In the main function, all messages of leaders are first obtained, and then all data files are merged to complete the whole crawling process, and the running time of the whole program is counted, which is convenient to analyze the running efficiency.

Results, analysis and description

1. Description of results

Complete code and test execution results are availableDownload.csdn.net/download/CU…Download, for exchange learning only,Please do not abuse. The whole execution process is long, because it is a single thread, and we must wait for the data of one leader to be climbed before the next one can be climbed. I selected 10 leaders for testing, and the running results in the cloud server are as follows Obviously, the whole operation time is nearly 5 hours, which is relatively low efficiency and has a lot of room for improvement. And you end up with the mergedDATA.csv:

2. Improve the analysis

(1) This version of the code does not automatically crawl all FID, need to manually save, is one of the deficiencies, can be improved in the later. (2) Climbing the message details page is also simulated by Selenium, which will reduce the request efficiency, so we can consider using the Requests library for request. (3) This version is single-process (thread), and the crawl of the next leader can only be carried out after one leader finishes the crawl, which is inefficient, especially for leaders with many messages, which takes a long time. Therefore, multi-process or multi-thread can be considered for optimization.
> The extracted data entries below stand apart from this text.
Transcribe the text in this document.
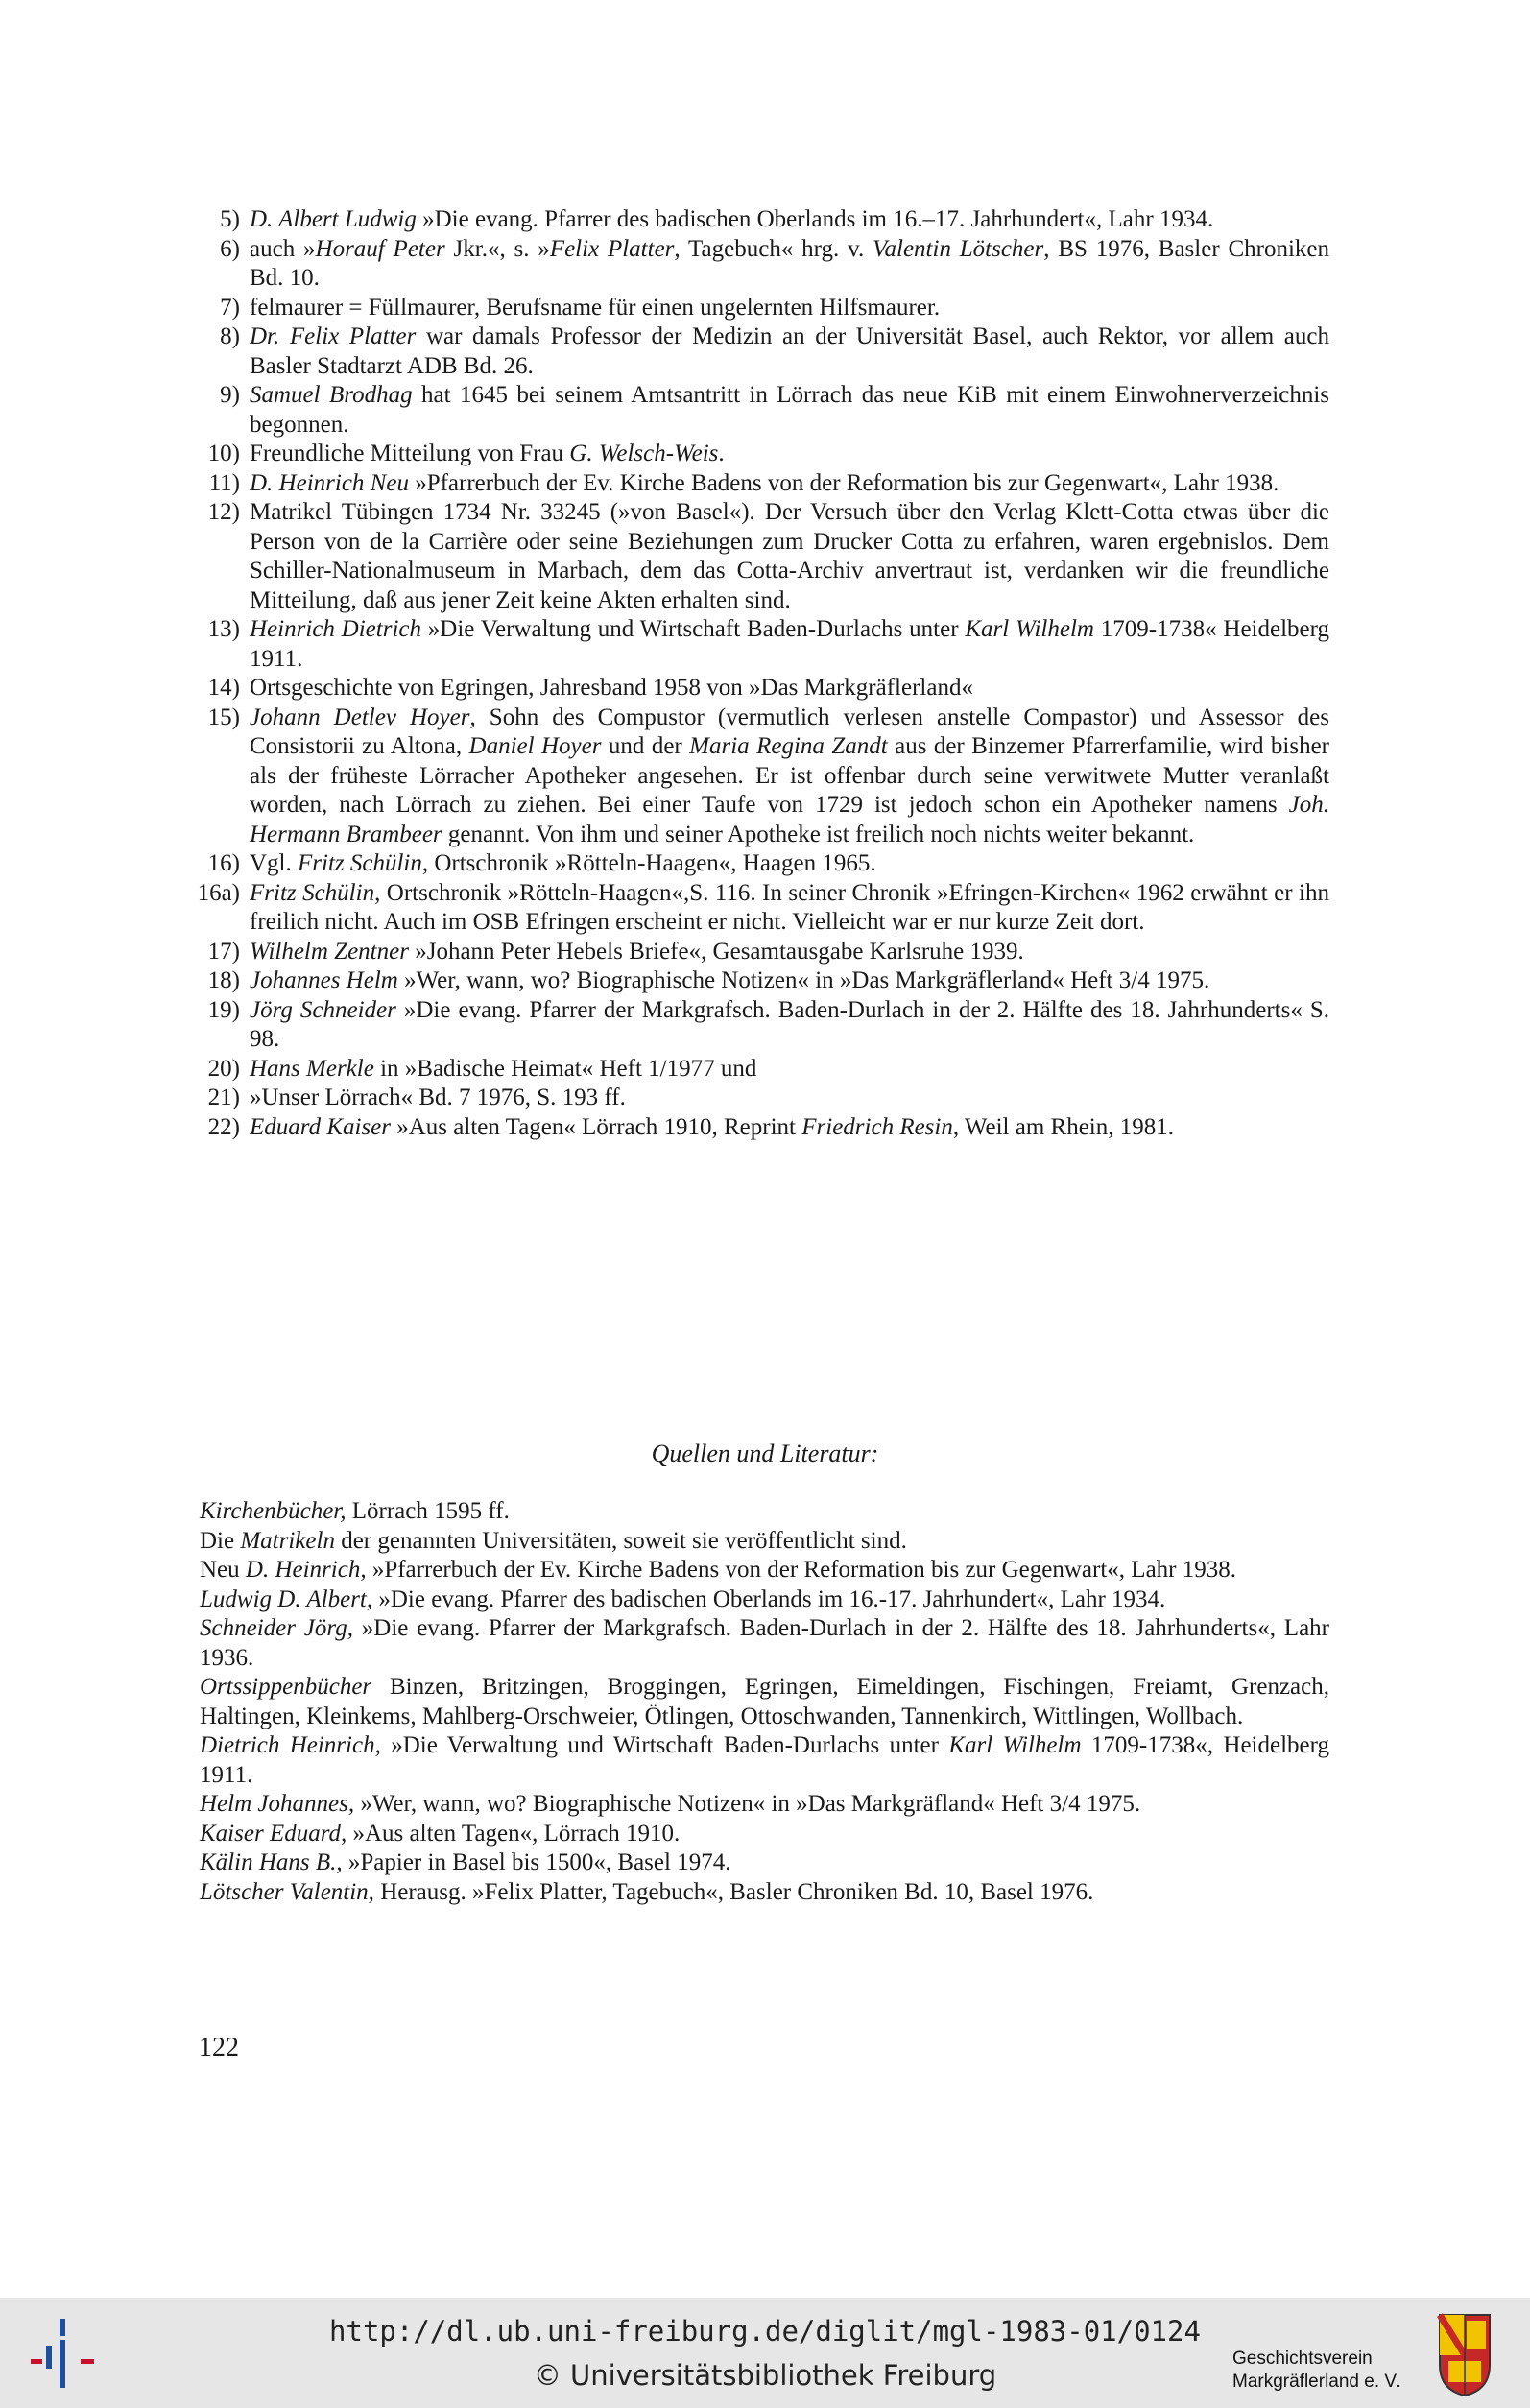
5) D. Albert Ludwig »Die evang. Pfarrer des badischen Oberlands im 16.–17. Jahrhundert«, Lahr 1934.
6) auch »Horauf Peter Jkr.«, s. »Felix Platter, Tagebuch« hrg. v. Valentin Lötscher, BS 1976, Basler Chroniken Bd. 10.
7) felmaurer = Füllmaurer, Berufsname für einen ungelernten Hilfsmaurer.
8) Dr. Felix Platter war damals Professor der Medizin an der Universität Basel, auch Rektor, vor allem auch Basler Stadtarzt ADB Bd. 26.
9) Samuel Brodhag hat 1645 bei seinem Amtsantritt in Lörrach das neue KiB mit einem Einwohnerverzeichnis begonnen.
10) Freundliche Mitteilung von Frau G. Welsch-Weis.
11) D. Heinrich Neu »Pfarrerbuch der Ev. Kirche Badens von der Reformation bis zur Gegenwart«, Lahr 1938.
12) Matrikel Tübingen 1734 Nr. 33245 (»von Basel«). Der Versuch über den Verlag Klett-Cotta etwas über die Person von de la Carrière oder seine Beziehungen zum Drucker Cotta zu erfahren, waren ergebnislos. Dem Schiller-Nationalmuseum in Marbach, dem das Cotta-Archiv anvertraut ist, verdanken wir die freundliche Mitteilung, daß aus jener Zeit keine Akten erhalten sind.
13) Heinrich Dietrich »Die Verwaltung und Wirtschaft Baden-Durlachs unter Karl Wilhelm 1709-1738« Heidelberg 1911.
14) Ortsgeschichte von Egringen, Jahresband 1958 von »Das Markgräflerland«
15) Johann Detlev Hoyer, Sohn des Compustor (vermutlich verlesen anstelle Compastor) und Assessor des Consistorii zu Altona, Daniel Hoyer und der Maria Regina Zandt aus der Binzemer Pfarrerfamilie, wird bisher als der früheste Lörracher Apotheker angesehen. Er ist offenbar durch seine verwitwete Mutter veranlaßt worden, nach Lörrach zu ziehen. Bei einer Taufe von 1729 ist jedoch schon ein Apotheker namens Joh. Hermann Brambeer genannt. Von ihm und seiner Apotheke ist freilich noch nichts weiter bekannt.
16) Vgl. Fritz Schülin, Ortschronik »Rötteln-Haagen«, Haagen 1965.
16a) Fritz Schülin, Ortschronik »Rötteln-Haagen«,S. 116. In seiner Chronik »Efringen-Kirchen« 1962 erwähnt er ihn freilich nicht. Auch im OSB Efringen erscheint er nicht. Vielleicht war er nur kurze Zeit dort.
17) Wilhelm Zentner »Johann Peter Hebels Briefe«, Gesamtausgabe Karlsruhe 1939.
18) Johannes Helm »Wer, wann, wo? Biographische Notizen« in »Das Markgräflerland« Heft 3/4 1975.
19) Jörg Schneider »Die evang. Pfarrer der Markgrafsch. Baden-Durlach in der 2. Hälfte des 18. Jahrhunderts« S. 98.
20) Hans Merkle in »Badische Heimat« Heft 1/1977 und
21) »Unser Lörrach« Bd. 7 1976, S. 193 ff.
22) Eduard Kaiser »Aus alten Tagen« Lörrach 1910, Reprint Friedrich Resin, Weil am Rhein, 1981.
Quellen und Literatur:
Kirchenbücher, Lörrach 1595 ff.
Die Matrikeln der genannten Universitäten, soweit sie veröffentlicht sind.
Neu D. Heinrich, »Pfarrerbuch der Ev. Kirche Badens von der Reformation bis zur Gegenwart«, Lahr 1938.
Ludwig D. Albert, »Die evang. Pfarrer des badischen Oberlands im 16.-17. Jahrhundert«, Lahr 1934.
Schneider Jörg, »Die evang. Pfarrer der Markgrafsch. Baden-Durlach in der 2. Hälfte des 18. Jahrhunderts«, Lahr 1936.
Ortssippenbücher Binzen, Britzingen, Broggingen, Egringen, Eimeldingen, Fischingen, Freiamt, Grenzach, Haltingen, Kleinkems, Mahlberg-Orschweier, Ötlingen, Ottoschwanden, Tannenkirch, Wittlingen, Wollbach.
Dietrich Heinrich, »Die Verwaltung und Wirtschaft Baden-Durlachs unter Karl Wilhelm 1709-1738«, Heidelberg 1911.
Helm Johannes, »Wer, wann, wo? Biographische Notizen« in »Das Markgräfland« Heft 3/4 1975.
Kaiser Eduard, »Aus alten Tagen«, Lörrach 1910.
Kälin Hans B., »Papier in Basel bis 1500«, Basel 1974.
Lötscher Valentin, Herausg. »Felix Platter, Tagebuch«, Basler Chroniken Bd. 10, Basel 1976.
122
http://dl.ub.uni-freiburg.de/diglit/mgl-1983-01/0124
© Universitätsbibliothek Freiburg
Geschichtsverein
Markgräflerland e. V.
3. Description of legality

  • This project is for the purpose of learning and scientific research, all readers can refer to the implementation of ideas and program code, but can not be used for malicious and illegal purposes (malicious attack on the website server, illegal profit, etc.), if there is a violation, please take responsibility for it.
  • The data obtained in this project is after the further analysis for the implementation of the improvement to the electronic government affairs, can play a certain reference role in government decisions, not to the malicious data to grab the advantage of unfair competition, also not used for commercial purposes to seek illegal interests, running the code only with a few fid testing, is not a big scope to crawl, At the same time, strictly control the crawl rate and strive not to cause pressure on the server. If the interests of the party concerned are infringed (namely, the network subject to be captured), please contact to change or delete.
  • This project is the first of a series of message board crawls. it will continue to be updated later.